Pak Surani

“…dengan kata lain, kamu tak akan pernah bisa membayar gurumu” – Joko Pinurbo, 2004.

image1

Ini  foto pak Surani, atau pak Rani. Beliau adalah guru Matematika kami semasa SMA dulu – SMA 3 Yogyakarta. Kalau tidak salah ingat, beliau dulu tipe guru yg pendiam kaku, joke garing, cenderung nerd. Sebab konon jenius. Jangkung, rambut berombak belah pinggir dengan kacamata ala Jarvis Cocker. Sering ditengah-tengah menjelaskan, tiba-tiba saja hening terdiam. Lalu asik urak-urek sendiri di udara atau meja. Sekian menit, kelas seperti dipause. Lalu melanjutkan penjelasannya lagi ー sedikit revisi jika dibandingan dengan yg ada di buku teks.

Ternyata beberapa tahun terakhir pak Rani ngelangut tinggal di kampung. Menderita glaukoma. Sedih sekali melihat foto ini. Semakin sedih ketika menyadari kalau bekas anak didiknya, sudah dimana-mana. Malah kemana-mana. Mulai dari penulis novel 99 Cahaya Langit Eropa. Diaspora di berbagai negara. Bahkan sampai inisiator pengumpul KTP untuk jalur independen Teman Ahok. Sedang pak Rani sekarang, duh seperti simbah-simbah tani sepuh di kampung. Tidak berbekas sosok seniman trigonometri integral seperti yang dulu kami kenang. Urusan glaukoma ini tambah menyesakan. Karena salah satu muridnya ada yang sudah menjadi PhD dokter sub spesialis mata lulusan Melbourne. Berandai-andai saja glaukoma itu diobati sedari dini. Andai saja pak Rani curhat merengek-rengek di sosmed seperti Fahri Hamzah yang dipecat PKS. Berharap ribuan murid-muridnya tahu, lalu membantu.

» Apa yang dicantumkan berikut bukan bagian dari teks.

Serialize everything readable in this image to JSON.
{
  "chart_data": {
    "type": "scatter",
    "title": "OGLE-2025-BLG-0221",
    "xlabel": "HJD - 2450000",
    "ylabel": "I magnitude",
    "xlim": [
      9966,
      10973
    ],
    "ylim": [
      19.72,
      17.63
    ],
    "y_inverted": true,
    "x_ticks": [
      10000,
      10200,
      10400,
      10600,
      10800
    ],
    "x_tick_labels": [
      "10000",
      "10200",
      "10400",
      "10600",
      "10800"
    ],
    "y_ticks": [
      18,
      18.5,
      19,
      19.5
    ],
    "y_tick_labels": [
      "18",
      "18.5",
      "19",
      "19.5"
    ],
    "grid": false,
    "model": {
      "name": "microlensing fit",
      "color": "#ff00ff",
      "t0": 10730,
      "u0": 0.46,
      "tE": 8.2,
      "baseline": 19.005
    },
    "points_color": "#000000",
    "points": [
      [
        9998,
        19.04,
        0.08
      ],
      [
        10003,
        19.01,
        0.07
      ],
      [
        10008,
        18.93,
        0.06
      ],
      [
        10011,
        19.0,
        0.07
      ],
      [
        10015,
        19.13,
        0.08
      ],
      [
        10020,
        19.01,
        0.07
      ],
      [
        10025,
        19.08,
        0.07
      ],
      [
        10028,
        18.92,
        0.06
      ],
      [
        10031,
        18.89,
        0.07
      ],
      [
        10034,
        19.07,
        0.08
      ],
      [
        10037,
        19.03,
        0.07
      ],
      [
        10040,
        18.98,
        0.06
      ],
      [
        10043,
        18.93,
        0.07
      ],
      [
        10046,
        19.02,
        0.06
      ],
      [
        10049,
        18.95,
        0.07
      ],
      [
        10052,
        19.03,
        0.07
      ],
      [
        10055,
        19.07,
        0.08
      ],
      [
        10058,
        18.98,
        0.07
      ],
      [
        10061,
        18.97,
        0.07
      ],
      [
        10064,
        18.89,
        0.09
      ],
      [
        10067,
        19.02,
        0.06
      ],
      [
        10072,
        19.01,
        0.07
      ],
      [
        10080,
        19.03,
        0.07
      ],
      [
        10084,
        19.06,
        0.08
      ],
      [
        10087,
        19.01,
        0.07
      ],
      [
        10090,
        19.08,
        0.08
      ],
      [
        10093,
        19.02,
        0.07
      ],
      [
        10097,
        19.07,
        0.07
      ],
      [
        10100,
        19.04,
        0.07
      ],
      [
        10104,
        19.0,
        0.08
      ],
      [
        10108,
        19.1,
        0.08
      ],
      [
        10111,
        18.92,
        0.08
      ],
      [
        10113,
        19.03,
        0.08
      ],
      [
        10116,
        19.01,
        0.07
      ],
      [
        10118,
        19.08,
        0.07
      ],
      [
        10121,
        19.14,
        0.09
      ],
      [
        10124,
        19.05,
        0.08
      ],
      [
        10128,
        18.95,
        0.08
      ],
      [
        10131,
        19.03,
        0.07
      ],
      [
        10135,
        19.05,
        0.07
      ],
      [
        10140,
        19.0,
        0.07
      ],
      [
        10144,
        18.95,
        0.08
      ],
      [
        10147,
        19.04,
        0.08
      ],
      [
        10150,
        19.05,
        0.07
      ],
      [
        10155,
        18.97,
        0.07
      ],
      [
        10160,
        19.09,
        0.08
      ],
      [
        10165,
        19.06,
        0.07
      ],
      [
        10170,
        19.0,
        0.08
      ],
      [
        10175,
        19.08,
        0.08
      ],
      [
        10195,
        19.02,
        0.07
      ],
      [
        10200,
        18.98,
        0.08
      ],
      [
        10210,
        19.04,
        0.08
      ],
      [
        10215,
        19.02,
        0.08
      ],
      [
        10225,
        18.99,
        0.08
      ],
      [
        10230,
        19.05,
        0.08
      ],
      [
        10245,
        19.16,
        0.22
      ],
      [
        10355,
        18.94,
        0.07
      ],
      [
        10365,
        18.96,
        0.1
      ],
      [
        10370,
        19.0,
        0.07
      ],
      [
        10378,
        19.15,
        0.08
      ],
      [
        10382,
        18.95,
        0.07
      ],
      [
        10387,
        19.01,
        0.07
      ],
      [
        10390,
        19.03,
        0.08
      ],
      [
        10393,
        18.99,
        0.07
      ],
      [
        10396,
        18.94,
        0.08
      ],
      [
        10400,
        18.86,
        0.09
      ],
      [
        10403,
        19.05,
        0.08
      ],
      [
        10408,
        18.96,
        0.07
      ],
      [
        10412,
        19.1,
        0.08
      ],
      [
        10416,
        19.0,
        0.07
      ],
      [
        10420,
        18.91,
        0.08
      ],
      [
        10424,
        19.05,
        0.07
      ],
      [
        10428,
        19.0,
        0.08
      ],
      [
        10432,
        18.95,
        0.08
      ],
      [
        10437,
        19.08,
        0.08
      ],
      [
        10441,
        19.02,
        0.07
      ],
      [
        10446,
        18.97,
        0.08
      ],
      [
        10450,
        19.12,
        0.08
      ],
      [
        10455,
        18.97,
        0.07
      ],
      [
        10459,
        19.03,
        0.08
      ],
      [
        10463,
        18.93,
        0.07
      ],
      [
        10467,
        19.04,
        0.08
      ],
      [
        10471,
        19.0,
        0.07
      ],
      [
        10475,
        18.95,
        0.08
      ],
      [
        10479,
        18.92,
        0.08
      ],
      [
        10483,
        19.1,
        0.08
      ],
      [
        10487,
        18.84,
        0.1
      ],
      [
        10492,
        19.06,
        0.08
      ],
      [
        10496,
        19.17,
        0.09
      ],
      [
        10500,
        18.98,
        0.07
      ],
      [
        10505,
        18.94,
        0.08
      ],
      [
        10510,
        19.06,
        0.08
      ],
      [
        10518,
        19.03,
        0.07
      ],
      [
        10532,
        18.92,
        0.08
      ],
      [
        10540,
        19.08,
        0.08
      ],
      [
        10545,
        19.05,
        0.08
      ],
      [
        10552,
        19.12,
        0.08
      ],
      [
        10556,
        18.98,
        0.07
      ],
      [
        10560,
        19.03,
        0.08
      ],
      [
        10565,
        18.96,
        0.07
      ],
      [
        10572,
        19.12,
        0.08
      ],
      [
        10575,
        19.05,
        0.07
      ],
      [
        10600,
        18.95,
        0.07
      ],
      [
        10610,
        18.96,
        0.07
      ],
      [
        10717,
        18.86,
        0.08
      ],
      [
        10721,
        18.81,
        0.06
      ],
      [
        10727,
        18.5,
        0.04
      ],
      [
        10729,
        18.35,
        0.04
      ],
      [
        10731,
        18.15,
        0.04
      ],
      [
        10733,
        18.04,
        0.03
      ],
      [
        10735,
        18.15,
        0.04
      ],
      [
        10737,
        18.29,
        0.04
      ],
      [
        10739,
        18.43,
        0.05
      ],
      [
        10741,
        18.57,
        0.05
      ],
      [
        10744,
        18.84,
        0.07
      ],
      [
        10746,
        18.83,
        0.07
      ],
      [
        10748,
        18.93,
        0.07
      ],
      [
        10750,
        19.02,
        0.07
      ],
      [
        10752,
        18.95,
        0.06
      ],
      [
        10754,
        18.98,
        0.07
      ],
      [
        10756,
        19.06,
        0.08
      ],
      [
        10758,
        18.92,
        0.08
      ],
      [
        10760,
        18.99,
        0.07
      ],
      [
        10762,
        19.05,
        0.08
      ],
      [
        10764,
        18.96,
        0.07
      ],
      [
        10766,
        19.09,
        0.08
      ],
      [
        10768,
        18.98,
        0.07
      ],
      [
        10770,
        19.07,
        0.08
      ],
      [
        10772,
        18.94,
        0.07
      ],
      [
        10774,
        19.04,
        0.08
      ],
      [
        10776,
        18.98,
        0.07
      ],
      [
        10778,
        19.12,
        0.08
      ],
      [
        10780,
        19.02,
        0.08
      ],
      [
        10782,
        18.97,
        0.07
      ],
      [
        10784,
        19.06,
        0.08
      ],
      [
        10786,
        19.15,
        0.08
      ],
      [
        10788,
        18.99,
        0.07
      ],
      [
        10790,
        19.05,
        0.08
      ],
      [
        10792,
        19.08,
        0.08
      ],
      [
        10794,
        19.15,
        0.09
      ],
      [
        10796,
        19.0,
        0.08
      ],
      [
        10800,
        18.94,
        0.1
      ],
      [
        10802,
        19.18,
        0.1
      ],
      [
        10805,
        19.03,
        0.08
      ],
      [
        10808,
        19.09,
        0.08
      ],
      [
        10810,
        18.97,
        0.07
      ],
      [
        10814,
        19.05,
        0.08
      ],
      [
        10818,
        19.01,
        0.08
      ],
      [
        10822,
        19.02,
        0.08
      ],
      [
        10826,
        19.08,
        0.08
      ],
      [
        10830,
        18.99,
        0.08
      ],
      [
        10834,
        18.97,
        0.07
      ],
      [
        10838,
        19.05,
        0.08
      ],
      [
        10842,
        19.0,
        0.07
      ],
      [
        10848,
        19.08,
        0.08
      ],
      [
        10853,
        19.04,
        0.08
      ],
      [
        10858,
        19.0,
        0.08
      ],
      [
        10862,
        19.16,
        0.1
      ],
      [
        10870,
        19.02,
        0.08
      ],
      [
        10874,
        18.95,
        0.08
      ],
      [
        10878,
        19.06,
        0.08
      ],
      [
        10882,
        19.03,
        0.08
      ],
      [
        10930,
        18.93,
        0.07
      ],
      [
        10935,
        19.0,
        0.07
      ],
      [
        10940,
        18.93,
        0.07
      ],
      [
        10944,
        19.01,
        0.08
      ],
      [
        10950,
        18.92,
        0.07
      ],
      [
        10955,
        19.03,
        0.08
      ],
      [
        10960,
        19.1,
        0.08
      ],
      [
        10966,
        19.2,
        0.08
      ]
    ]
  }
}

Kalau sudah begitu, barulah terasa benar besarnya jasa guru-guru kita terdahulu. Ketika murid-muridnya sudah melanglang buana kemana-mana. Para guru kita (kebanyakan) ya masih begitu-begitu saja. Itulah kenapa amalan termulia yang paling mulia di Islam adalah amal jariyah. Mengajar salah satu bentuknya. Menyampaikan ilmu. Amalan yang dijanjikan dan dijamin tidak  terputus pahalanya. Kalau sudah sebegitu berjasanya, rasanya ya jiancuk sekali kok sekarang ini banyak viral murid-murid yg menyepelekan dan meremehkan guru. Yang merasa guru itu semacam barang. Bebas sudah selesai dibayar. Begitu mereka melunasi admission fee. Tipe murid yang sedikit-sedikit mengadu ke orangtua-nya. Tipe yg sok jagoan tapi mak menyunyuk nangis ketika diberi pelajaran tegas oleh gurunya. Tipe anak masa kini yg ngegemesin ー pengen diremet diplenet.

Foto pak Rani ini seperti menampar kami-kami yang sedang bingung memilih warna di showroom mobil inden. Selfie-selfie di roof top. Foto plesir nagri hadap belakang demi update di instagram. Atau mantap menyesap espresso di business lounge. Terhenyak dan teringat, kami bisa seperti sekarang ini adalah karena kontribusi pak Rani-pak Rani sekian belasan tahun dulu. Pak Rani-pak Rani yang tidak pernah mengharapkan balasan apa-apa. Terbersit lintas di pikiran pun tidak. Lah mbok yakin, wes to.

Jelas tak akan pernah bisa terbalas. Sembah sujud, bungkuk hormat untuk para tuan dan ibu guru kami. Baik yg masih ada pun sudah tiada, al-Fatihah.